You can use Notepad++ to evaluate a file's encoding without needing to write code. The evaluated encoding of the open file will display on the bottom bar, far right side. The encodings supported can be seen by going to Settings -> Preferences -> New Document/Default Directory and looking in the drop down.
# install the chardet library
!pip install chardet
# import the chardet library
import chardet
# use the detect method to find the encoding
# 'rb' means read in the file as binary
with open("test.csv", 'rb') as file:
print(chardet.detect(file.read()))
CSV files have no headers indicating the encoding.
You can only guess by looking at:
the platform / application the file was created on
the bytes in the file
In 2021, emoticons are widely used, but many import tools fail to import them.
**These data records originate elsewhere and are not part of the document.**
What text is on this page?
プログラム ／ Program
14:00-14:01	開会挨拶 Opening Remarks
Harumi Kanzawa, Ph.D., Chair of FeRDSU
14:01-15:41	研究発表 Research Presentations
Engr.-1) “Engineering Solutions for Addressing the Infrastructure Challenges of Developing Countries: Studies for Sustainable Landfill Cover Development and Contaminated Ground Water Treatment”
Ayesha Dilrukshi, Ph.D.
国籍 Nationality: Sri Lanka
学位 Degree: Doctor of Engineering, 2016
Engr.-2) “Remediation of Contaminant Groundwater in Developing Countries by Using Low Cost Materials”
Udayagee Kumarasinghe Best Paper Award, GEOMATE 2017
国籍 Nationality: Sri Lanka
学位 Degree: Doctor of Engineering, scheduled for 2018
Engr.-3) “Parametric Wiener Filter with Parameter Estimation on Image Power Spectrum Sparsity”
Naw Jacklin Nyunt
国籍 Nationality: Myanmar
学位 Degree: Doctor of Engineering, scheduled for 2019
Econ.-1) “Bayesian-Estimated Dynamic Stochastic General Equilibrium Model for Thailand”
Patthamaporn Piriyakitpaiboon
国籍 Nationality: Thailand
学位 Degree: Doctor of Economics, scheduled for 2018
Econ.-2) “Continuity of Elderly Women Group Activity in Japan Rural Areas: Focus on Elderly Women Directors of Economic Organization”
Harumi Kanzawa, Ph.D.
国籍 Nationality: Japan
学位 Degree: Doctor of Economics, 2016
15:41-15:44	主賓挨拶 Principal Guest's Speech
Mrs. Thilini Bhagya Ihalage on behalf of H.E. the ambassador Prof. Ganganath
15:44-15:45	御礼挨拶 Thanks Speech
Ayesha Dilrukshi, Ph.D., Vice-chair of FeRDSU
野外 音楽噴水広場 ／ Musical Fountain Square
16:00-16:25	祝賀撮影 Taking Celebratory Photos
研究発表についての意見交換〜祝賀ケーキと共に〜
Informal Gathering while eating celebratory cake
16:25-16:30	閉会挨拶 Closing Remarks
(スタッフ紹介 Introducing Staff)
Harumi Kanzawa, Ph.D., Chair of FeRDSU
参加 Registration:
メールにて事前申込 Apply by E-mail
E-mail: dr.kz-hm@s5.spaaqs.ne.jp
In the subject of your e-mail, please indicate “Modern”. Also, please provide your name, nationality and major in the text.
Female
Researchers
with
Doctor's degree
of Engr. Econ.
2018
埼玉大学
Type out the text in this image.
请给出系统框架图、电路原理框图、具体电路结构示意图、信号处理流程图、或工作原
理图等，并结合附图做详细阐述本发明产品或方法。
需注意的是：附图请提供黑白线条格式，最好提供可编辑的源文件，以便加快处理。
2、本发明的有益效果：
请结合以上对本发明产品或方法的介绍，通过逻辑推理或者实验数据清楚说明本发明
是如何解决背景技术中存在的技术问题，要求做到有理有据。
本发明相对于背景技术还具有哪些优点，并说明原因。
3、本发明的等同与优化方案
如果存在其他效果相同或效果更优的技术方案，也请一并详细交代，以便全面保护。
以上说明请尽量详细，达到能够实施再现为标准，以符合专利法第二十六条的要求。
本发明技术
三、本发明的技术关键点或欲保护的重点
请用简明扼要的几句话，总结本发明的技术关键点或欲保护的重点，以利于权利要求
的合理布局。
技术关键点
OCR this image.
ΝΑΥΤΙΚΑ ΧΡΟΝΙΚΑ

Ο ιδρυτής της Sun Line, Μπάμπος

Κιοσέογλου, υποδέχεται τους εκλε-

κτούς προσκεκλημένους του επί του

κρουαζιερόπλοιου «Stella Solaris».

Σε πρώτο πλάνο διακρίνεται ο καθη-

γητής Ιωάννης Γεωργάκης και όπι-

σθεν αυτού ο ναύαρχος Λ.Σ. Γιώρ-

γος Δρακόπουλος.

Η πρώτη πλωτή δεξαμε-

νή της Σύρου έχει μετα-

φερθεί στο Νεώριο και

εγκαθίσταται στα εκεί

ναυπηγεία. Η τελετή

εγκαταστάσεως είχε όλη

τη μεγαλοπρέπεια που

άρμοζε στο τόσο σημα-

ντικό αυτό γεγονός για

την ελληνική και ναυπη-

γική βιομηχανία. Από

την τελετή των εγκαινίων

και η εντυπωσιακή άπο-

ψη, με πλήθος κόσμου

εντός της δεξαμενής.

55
The chardet library is often recommended in the answers above, but the lib does not handle emoticons well.
icecream = '🍦'
import csv
with open('test.csv', 'w') as f:
wf = csv.writer(f)
wf.writerow(['ice cream', icecream])
import chardet
with open('test.csv', 'rb') as f:
print(chardet.detect(f.read()))
{'encoding': 'Windows-1254', 'confidence': 0.3864823918622268, 'language': 'Turkish'}
This gives UnicodeDecodeError while trying to read the file with this encoding.
The default encoding on Mac is UTF-8. It's included explicitly here but that wasn't even necessary... but on Windows it might be.
with open('test.csv', 'r', encoding='utf-8') as f:
print(f.read())
ice cream,🍦
The file command also picked this up
file test.csv
test.csv: UTF-8 Unicode text, with CRLF line terminators
My advice in 2021, if the automatic detection goes wrong: try UTF-8 before resorting to chardet.
As it is mentioned by @3724913 (Jitender Kumar) to use file command (it also works in WSL on Windows), I was able to get encoding information of a csv file by executing file --exclude encoding blah.csv using info available on man file as file blah.csv won't show the encoding info on my system.